From 2018 to 2021 she was the showrunner, director, producer, and writer for the popular Netflix show On My Block. In 2018, the show was announced to be Netflix’s most binge-watched series and Google’s tenth most top trended search in all of television. The show also won the Teen Choice Award for “Breakout Show” in 2018. In 2020, Time Magazine called On My Block one of TV's 10 Best Teen Dramas of All Time.

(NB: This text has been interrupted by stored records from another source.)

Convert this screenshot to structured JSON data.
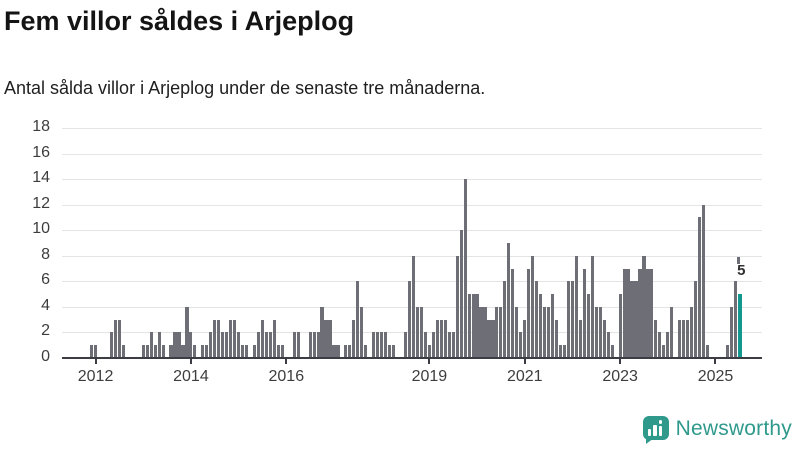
{
  "header": {
    "title": "Fem villor såldes i Arjeplog",
    "subtitle": "Antal sålda villor i Arjeplog under de senaste tre månaderna."
  },
  "branding": {
    "logo_text": "Newsworthy",
    "logo_icon": "speech-bubble-bar-chart-icon",
    "color": "#2f998c"
  },
  "colors": {
    "bar": "#6e6e77",
    "highlight_bar": "#12988e",
    "gridline": "#e4e4e4",
    "axis": "#3c3c44",
    "axis_text": "#3d3d3d",
    "annotation_text": "#303030"
  },
  "chart_data": {
    "type": "bar",
    "title": "Fem villor såldes i Arjeplog",
    "subtitle": "Antal sålda villor i Arjeplog under de senaste tre månaderna.",
    "xlabel": "",
    "ylabel": "",
    "ylim": [
      0,
      18
    ],
    "yticks": [
      0,
      2,
      4,
      6,
      8,
      10,
      12,
      14,
      16,
      18
    ],
    "grid": "horizontal",
    "x_tick_years": [
      2012,
      2014,
      2016,
      2019,
      2021,
      2023,
      2025
    ],
    "start_month": "2011-12",
    "end_month": "2025-07",
    "values": [
      1,
      1,
      0,
      0,
      0,
      2,
      3,
      3,
      1,
      0,
      0,
      0,
      0,
      1,
      1,
      2,
      1,
      2,
      1,
      0,
      1,
      2,
      2,
      1,
      4,
      2,
      1,
      0,
      1,
      1,
      2,
      3,
      3,
      2,
      2,
      3,
      3,
      2,
      1,
      1,
      0,
      1,
      2,
      3,
      2,
      2,
      3,
      1,
      1,
      0,
      0,
      2,
      2,
      0,
      0,
      2,
      2,
      2,
      4,
      3,
      3,
      1,
      1,
      0,
      1,
      1,
      3,
      6,
      4,
      1,
      0,
      2,
      2,
      2,
      2,
      1,
      1,
      0,
      0,
      2,
      6,
      8,
      4,
      4,
      2,
      1,
      2,
      3,
      3,
      3,
      2,
      2,
      8,
      10,
      14,
      5,
      5,
      5,
      4,
      4,
      3,
      3,
      4,
      4,
      6,
      9,
      7,
      4,
      2,
      3,
      7,
      8,
      6,
      5,
      4,
      4,
      5,
      3,
      1,
      1,
      6,
      6,
      8,
      3,
      7,
      5,
      8,
      4,
      4,
      3,
      2,
      1,
      0,
      5,
      7,
      7,
      6,
      6,
      7,
      8,
      7,
      7,
      3,
      2,
      1,
      2,
      4,
      0,
      3,
      3,
      3,
      4,
      6,
      11,
      12,
      1,
      0,
      0,
      0,
      0,
      1,
      4,
      6,
      5
    ],
    "highlight_last_bar": true,
    "last_bar_value": 5,
    "last_bar_label": "5",
    "projection_marker_value": 8
  }
}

Iungerich directed the pilot of the Netflix limited series Boo, Bitch that she co-created and executive produced. She executive produced, co-created and directed the Netflix pilot of Freeridge—the On My Block spin-off series.

== Filmography ==
- 2023: Freeridge - Co-Creator, Executive Producer, Director, Writer
- 2022: Boo, Bitch - Co-Creator, Executive Producer, Director, Writer
- 2018–2021: On My Block - Co-creator, Executive Producer, Director, Writer
- 2015: Tough Cookie (TV movie) - Executive Producer, Director, Writer
- 2014: Damaged Goods (TV movie) – Executive Producer, Writer
- 2013: Hot Mess (TV movie) – Executive Producer, Director, Writer
- 2013: Dumb Girls (TV movie) – Executive Producer, Writer
- 2011-2015: Awkward – Creator, Executive producer (44 episodes); Writer (21 episodes); Director (11 episodes)
- 2009: 10 Things I Hate About You – Writer (1 episode "Don't Give Up")
- 2009: My Two Fans (Web series) – Creator, Producer, Director, Writer
- 1998: A Perfect Murder – Producer's Assistant
- 1998: U.S. Marshals – Producer's Assistant

== Personal life ==
Iungerich married producer and music supervisor Jamie Dooner in 2012. They reside in Southern California with their two children.